Re: libc.so's vmobjlock / v_interlock

2020-03-15 Thread Andrew Doran
On Tue, Jan 21, 2020 at 09:46:03PM +, Andrew Doran wrote:

> - PV lists in the pmap need explicit locking (unless the pmap uses a global
>   lock, which is fine if it suits the machine).  I have done the PV list
>   locking for x86 and it's in the patch.

To follow up, the x86 changes are in and and I'm checking over the other
pmaps at the moment.  Most are in good shape.  Anyway this detangles the x86
pmap from UVM object locks.  It doesn't care any more *.  (Other than e.g. 
needing to hold a lock across pmap_remove() -> pmap_update(), to stop pages
gaining a new identity while still visible somewhere via stale TLB entry.)

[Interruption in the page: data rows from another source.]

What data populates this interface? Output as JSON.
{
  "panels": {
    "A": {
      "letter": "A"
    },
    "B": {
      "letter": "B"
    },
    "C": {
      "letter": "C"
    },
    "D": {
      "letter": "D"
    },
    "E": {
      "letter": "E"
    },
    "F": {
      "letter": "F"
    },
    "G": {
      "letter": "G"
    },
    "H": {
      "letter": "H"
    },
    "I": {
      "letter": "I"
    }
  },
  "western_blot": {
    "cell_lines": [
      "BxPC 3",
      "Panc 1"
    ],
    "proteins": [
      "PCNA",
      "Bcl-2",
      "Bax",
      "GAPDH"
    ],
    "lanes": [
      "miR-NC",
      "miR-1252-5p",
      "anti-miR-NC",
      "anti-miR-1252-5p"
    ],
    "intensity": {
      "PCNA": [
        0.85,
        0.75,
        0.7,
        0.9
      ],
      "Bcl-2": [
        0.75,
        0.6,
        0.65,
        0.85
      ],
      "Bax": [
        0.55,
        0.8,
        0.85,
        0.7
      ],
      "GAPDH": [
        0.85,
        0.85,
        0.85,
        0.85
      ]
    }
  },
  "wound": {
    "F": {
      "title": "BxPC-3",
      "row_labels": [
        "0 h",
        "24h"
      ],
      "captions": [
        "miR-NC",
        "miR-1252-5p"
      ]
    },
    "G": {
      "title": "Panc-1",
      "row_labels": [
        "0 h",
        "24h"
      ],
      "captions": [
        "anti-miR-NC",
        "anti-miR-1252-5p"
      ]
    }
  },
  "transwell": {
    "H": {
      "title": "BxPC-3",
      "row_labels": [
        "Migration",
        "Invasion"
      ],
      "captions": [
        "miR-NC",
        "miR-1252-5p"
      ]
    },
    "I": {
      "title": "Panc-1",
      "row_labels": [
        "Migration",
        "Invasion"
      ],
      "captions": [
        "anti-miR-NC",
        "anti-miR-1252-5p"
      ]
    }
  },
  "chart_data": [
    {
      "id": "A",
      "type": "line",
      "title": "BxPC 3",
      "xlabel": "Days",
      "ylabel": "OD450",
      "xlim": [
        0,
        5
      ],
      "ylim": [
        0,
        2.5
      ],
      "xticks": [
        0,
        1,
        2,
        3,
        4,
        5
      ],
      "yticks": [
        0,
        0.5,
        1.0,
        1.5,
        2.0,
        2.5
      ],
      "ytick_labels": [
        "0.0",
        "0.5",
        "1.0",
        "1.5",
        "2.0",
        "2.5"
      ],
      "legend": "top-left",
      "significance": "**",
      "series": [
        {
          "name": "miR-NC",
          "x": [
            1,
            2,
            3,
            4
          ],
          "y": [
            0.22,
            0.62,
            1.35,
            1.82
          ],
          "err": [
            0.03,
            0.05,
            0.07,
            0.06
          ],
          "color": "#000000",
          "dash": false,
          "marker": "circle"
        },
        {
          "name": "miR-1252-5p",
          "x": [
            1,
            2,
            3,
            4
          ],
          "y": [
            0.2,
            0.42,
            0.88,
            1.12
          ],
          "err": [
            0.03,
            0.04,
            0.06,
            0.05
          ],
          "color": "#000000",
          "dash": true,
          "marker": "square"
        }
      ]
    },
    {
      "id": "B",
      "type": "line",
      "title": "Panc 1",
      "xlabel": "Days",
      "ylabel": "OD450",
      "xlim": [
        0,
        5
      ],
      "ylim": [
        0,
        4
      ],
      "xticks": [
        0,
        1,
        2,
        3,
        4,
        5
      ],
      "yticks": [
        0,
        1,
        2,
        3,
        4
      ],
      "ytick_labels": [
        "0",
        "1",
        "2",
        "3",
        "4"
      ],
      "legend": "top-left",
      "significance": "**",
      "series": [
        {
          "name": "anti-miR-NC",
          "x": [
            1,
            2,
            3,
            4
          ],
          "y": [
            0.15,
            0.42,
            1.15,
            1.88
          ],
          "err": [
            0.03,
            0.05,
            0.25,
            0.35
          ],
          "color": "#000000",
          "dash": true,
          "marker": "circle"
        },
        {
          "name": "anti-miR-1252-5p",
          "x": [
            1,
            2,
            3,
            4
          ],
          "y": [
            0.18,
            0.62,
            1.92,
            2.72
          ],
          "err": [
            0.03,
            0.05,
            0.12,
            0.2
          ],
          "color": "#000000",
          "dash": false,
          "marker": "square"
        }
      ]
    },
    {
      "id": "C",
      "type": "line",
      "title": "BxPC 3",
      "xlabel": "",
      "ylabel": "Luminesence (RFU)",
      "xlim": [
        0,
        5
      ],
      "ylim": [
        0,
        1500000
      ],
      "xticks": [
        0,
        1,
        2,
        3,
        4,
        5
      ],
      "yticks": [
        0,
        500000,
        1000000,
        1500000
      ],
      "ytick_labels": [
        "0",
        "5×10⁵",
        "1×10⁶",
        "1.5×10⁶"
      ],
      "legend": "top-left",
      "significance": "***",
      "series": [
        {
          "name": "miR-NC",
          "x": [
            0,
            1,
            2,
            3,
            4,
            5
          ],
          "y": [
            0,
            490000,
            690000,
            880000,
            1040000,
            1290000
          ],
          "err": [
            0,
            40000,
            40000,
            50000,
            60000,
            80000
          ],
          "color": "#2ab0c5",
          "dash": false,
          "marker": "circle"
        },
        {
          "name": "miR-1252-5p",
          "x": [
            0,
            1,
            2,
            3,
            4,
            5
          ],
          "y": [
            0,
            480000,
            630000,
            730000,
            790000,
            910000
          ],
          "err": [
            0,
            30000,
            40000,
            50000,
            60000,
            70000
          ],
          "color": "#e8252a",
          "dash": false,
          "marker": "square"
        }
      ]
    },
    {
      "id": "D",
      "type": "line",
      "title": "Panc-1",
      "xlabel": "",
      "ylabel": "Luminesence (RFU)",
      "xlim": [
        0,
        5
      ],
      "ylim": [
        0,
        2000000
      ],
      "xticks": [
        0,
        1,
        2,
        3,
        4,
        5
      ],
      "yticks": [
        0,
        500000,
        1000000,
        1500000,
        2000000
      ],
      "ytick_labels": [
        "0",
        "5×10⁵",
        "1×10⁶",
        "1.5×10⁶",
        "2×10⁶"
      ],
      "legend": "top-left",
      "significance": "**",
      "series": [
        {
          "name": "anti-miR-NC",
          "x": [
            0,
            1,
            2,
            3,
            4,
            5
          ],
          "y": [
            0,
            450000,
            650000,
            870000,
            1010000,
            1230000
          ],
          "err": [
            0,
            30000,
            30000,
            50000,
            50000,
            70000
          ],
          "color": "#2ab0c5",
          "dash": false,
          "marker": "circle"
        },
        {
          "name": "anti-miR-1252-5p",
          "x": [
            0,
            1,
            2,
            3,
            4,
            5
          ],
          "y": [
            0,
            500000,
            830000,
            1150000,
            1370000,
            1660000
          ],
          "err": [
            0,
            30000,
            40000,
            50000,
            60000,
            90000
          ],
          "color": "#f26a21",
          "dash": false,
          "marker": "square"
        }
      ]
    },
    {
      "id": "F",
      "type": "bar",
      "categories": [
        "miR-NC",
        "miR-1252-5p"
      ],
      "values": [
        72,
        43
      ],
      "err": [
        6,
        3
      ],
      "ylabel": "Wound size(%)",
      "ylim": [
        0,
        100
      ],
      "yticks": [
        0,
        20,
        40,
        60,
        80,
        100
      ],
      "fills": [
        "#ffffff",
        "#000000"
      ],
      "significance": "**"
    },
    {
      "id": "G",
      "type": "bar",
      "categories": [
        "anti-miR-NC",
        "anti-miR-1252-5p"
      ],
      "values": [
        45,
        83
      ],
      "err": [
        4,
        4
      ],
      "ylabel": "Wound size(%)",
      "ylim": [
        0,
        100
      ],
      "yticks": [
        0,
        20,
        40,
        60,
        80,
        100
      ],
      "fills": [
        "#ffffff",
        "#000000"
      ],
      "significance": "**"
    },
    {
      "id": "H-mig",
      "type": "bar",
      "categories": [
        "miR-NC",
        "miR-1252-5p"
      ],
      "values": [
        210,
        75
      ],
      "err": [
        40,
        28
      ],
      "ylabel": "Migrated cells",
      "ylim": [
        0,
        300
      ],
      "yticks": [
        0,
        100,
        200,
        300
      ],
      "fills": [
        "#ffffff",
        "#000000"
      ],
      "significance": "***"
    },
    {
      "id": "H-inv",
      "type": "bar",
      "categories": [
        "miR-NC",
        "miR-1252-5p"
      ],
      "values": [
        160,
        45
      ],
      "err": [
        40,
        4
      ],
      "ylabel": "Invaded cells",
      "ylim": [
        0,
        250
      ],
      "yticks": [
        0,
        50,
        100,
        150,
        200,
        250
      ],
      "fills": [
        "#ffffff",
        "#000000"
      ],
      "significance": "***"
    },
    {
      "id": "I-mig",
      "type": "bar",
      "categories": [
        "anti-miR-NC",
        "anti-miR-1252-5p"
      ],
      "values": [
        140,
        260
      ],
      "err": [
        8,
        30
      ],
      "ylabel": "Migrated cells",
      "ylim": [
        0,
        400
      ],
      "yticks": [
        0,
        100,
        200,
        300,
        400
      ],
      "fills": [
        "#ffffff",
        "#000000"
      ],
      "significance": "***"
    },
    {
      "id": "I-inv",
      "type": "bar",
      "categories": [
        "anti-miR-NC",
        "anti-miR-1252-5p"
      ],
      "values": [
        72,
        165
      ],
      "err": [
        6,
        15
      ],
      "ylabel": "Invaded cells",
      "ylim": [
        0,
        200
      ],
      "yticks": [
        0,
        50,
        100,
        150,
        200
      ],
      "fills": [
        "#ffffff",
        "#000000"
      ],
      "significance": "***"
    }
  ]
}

It would be nice to to track all these mappings in batch, at the
uvm_map_entry level or something like that, cos the PV tracking scheme
causes uses loads of memory and is causes big cache contention.

Andrew


Re: libc.so's vmobjlock / v_interlock

2020-01-21 Thread Andrew Doran
On Sun, Jan 19, 2020 at 09:50:24PM +, Andrew Doran wrote:

> Here's a dtrace flamegraph for a kernel build on my system, while running a
> kernel from the ad-namecache branch.
> 
>   http://www.netbsd.org/~ad/2020/jan19.svg
> 
> The biggest single remaining concurency problem is the mutex on libc.so's
> uvm_object / vnode.  It pops up in a number of places, but most clearly seen
> above the "uvm_fault_internal" box.
> 
> I think making the vmobjlock / v_interlock a rwlock could help with making
> inroads on this problem, because in the libc.so case it's not modifying too
> much under cover of the lock (mostly pmap state).
> 
> That's not a small undertaking, but I reckon it would take about a day of
> donkey work to change every mutex_enter(..) to a rw_enter(.., RW_WRITER) and
> make a start at choosing rw_write_held() or rw_lock_held() for the
> assertions, followed by a bit of benchmarking to check for a regression and
> a jumbo commit.  From there on things could be changed incrementally.
> 
> Thoughts?

Here's a first set of changes to do just this.  I don't plan on doing more
on this for about a ~month because I will be travelling soon.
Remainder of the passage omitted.